In #2041, we introduced the concept of Copilot quick input.

Quick inputs are small shortcut UI controls in the Copilot panel, similar to buttons, that help users send common or likely-next inputs more efficiently.

The idea is useful, but the current implementation is still quite simple. For example, in tutorials we may always provide a default quick input such as "Next step".

There was also earlier discussion around more useful quick-input patterns such as:

  • "Then what?" / "Done"
  • "Please be more specific"

These examples are useful because they reflect real gaps in current Copilot interaction.

What this issue is about

Improve Copilot quick input generation so it is more context-aware and more helpful for the current interaction.

Instead of relying only on fixed or hardcoded quick inputs, we should explore a design where the model can decide:

  • whether the current interaction should present quick inputs at all
  • whether the user should first do something in the product and then come back to Copilot
  • which quick inputs should be shown for the current situation
  • how many quick inputs should be shown and what they should say

Why this matters

The usefulness of quick inputs depends heavily on context.

In some cases, offering a shortcut response is helpful.
In other cases, the better next step is not another text input, but a user action in the editor, followed by reporting back to Copilot.

A more intelligent mechanism should improve both efficiency and interaction quality.

A common case is that Copilot may break a task into many small steps:

  • some steps can be sensed automatically by the product, so Copilot can continue on its own
  • some steps cannot be sensed reliably today, such as certain code edits, so the user needs an easy way to say "Done" or "Then what?"

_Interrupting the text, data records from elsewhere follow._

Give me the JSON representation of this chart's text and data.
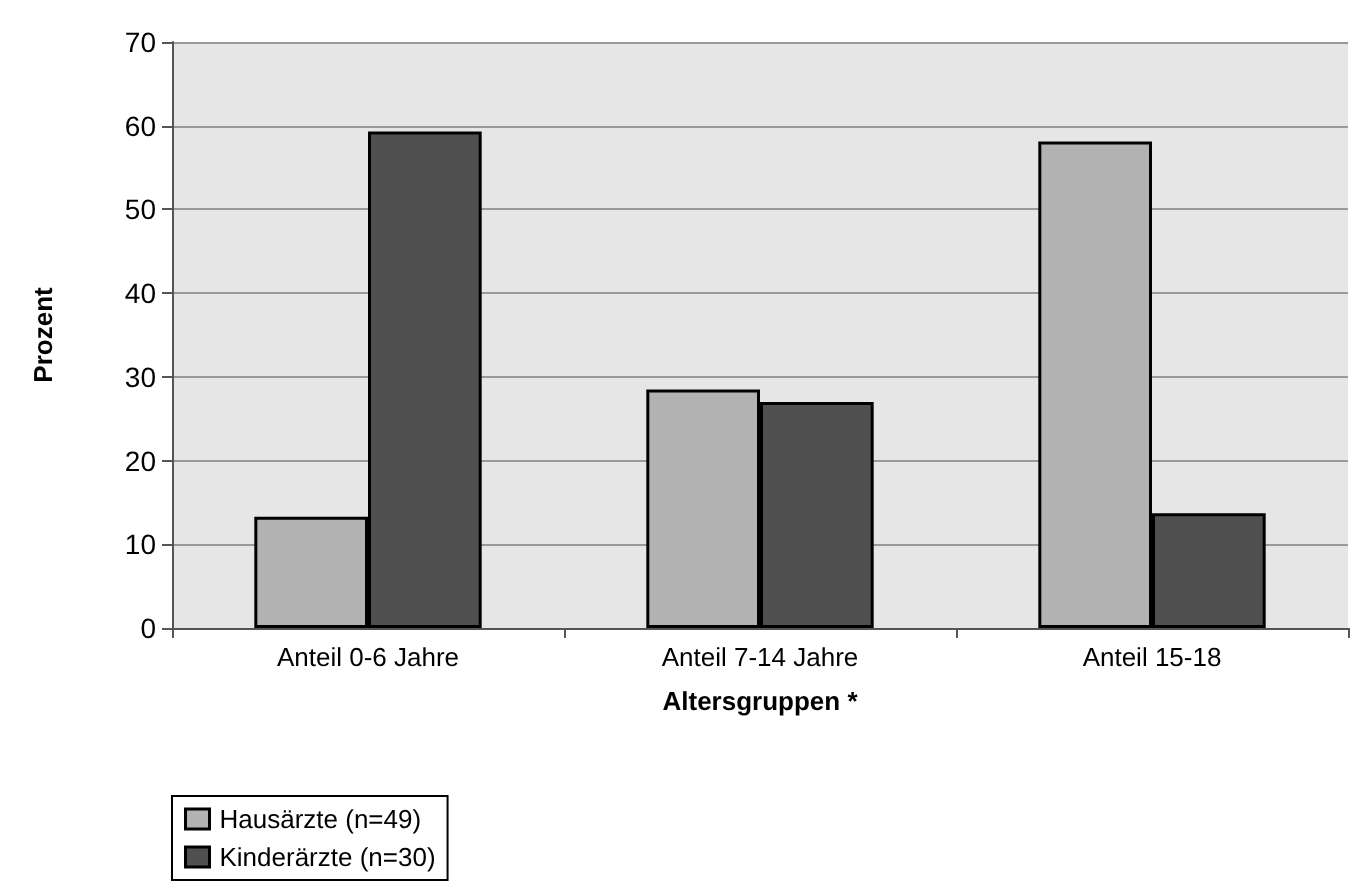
{
  "chart_data": {
    "type": "bar",
    "xlabel": "Altersgruppen *",
    "ylabel": "Prozent",
    "categories": [
      "Anteil 0-6 Jahre",
      "Anteil 7-14 Jahre",
      "Anteil 15-18"
    ],
    "series": [
      {
        "name": "Hausärzte (n=49)",
        "color": "#b2b2b2",
        "values": [
          13.3,
          28.5,
          58.1
        ]
      },
      {
        "name": "Kinderärzte (n=30)",
        "color": "#505050",
        "values": [
          59.3,
          27.0,
          13.7
        ]
      }
    ],
    "ylim": [
      0,
      70
    ],
    "yticks": [
      0,
      10,
      20,
      30,
      40,
      50,
      60,
      70
    ],
    "grid": "y",
    "legend": "bottom left"
  }
}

Another common case is that Copilot's instruction is directionally correct but not concrete enough, and the user needs an easy way to ask for more specific guidance.

Possible direction

One possible direction is to let the LLM participate in quick input planning for each round, based on the current topic, conversation state, and product context.

That could include:

  • deciding whether quick inputs are needed
  • generating the candidate quick inputs dynamically
  • distinguishing between "reply to Copilot" actions and "go do something in the product first" actions
  • providing concrete quick inputs such as "Done", "Then what?", or "Please be more specific" when appropriate
  • keeping enough product-side control so the UI remains predictable and safe

Notes

This issue is about improving the design and mechanism of Copilot quick inputs, not just adding more hardcoded buttons.